De Grifo de Charles Baxter, p. 65-66
En 1618, a la edad de setenta
años, Katherine Kepler, la madre de Johannes Kepler, fue juzgada por brujería.
Las actas indican que estaba tan desquiciada, que era tan ofensiva con todo el mundo
que hoy en día seguirían considerándola una bruja si siguiera viva. Uno de los
biógrafos de Kepler, Angus Armitage, comenta que tenía «un carácter malévolo,,
y un interés en «cuestiones peregrinas, difíciles de nombrar. El juicio duró, con
las pausas correspondientes, tres años; en 1621, cuando la pusieron en
libertad, su personalidad se había desmadejado por completo. Murió al año
siguiente.
A la edad de seis años, el hijo
de Kepler, Frederick, murió de viruelas. Unos meses después, la mujer de
Kepler, Barbara, murió de tifus. Otros dos niños de la pareja, Henry y Susanna,
habían muerto en la tierna infancia.
Al igual que muchos hombres de su
época, Kepler dedicó buena parte de su vida adulta a cultivar los favores de la
nobleza. Solía estar sin un penique, por lo que a menudo no le quedaba más
remedio, como demuestra su correspondencia, que mendigar dádivas. Fue víctima
de la persecución religiosa, aunque en ese sentido salió mejor parado que
otros.
Después de casarse por segunda
vez, otros tres de sus hijos m11rieron en los primeros años de vida, una
estadística que en teoría implica menos carga emocional de lo que cabría
imaginar, dados los niveles de mortandad infantil de la época.

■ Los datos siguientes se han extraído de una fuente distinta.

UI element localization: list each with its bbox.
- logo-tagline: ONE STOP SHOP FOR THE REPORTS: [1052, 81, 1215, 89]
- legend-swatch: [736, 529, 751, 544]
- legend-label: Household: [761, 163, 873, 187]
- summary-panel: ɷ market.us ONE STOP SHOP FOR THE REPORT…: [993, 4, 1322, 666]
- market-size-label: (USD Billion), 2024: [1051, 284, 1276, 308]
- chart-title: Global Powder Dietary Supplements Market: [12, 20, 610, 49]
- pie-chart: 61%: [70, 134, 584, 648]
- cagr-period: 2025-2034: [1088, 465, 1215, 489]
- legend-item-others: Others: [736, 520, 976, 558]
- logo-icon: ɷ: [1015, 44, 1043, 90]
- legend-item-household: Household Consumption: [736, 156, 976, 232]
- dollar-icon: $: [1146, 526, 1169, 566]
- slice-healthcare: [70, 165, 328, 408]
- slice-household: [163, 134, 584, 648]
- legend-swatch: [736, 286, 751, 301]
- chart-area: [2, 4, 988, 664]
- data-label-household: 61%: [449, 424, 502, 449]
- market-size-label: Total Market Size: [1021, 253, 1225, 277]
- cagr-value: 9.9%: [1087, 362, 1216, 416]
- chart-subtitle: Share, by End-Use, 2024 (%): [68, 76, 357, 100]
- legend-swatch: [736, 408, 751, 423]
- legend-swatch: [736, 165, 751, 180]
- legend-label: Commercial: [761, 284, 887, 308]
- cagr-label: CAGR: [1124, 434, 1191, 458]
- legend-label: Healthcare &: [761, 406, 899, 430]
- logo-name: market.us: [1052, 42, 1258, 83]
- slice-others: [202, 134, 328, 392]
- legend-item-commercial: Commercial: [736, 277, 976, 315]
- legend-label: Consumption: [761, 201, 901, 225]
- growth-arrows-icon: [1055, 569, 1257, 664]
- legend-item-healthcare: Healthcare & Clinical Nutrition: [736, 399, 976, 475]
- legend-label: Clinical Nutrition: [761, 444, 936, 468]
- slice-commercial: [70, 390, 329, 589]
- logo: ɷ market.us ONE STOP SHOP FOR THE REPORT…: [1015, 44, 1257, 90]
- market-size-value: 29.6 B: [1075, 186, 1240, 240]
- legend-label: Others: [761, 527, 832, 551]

En 1619, a pesar de los hechos
citados, Kepler publicó De Harmonice Mundi, un texto en el que se propuso
establecer las correspondencias entre las leyes de la armonía y la disposición de
los planetas en movimiento. Dicho brevemente, Kepler sostenía que ciertos
intervalos, tales como la octava, las sextas mayores y menores, y las terceras
mayores y menores, eran placenteros, en tanto que otros intervalos no lo eran.
La historia indicaba que la humanidad había mostrado desde siempre disgusto por
ciertos intervalos. Con la impresión de que ese conjunto de gustos universales
apuntaba a leyes inmutables de la naturaleza, Kepler trató de plasmar geométricamente los intervalos placenteros,
para a continuación trasladar ese dibujo geométrico al orden de los planetas.
La velocidad de los planetas, no tanto su ubicación en términos estrictos,
gobernaba la armonía de las esferas. Esta velocidad imprimía a cada planeta una
nota, lo que Armitage denominó un «término en una relación condicionada
matemáticamente».
De hecho, cada planeta ejecutaba
una breve escala musical, que Kepler transcribió al pentagrama. La longitud de
la escala dependía de la excentricidad de la órbita; y las notas que lo
limitaban, por lo general parecían formar una concordia (salvo en el caso de Venus
y la Tierra, cuyas órbitas eran prácticamente circulares, por lo que formaban
escalas de espectro muy estrecho)[ ... ] en la Creación[... ] prevalecía una
concordia absoluta y los luceros de la mañana cantaban a la vez.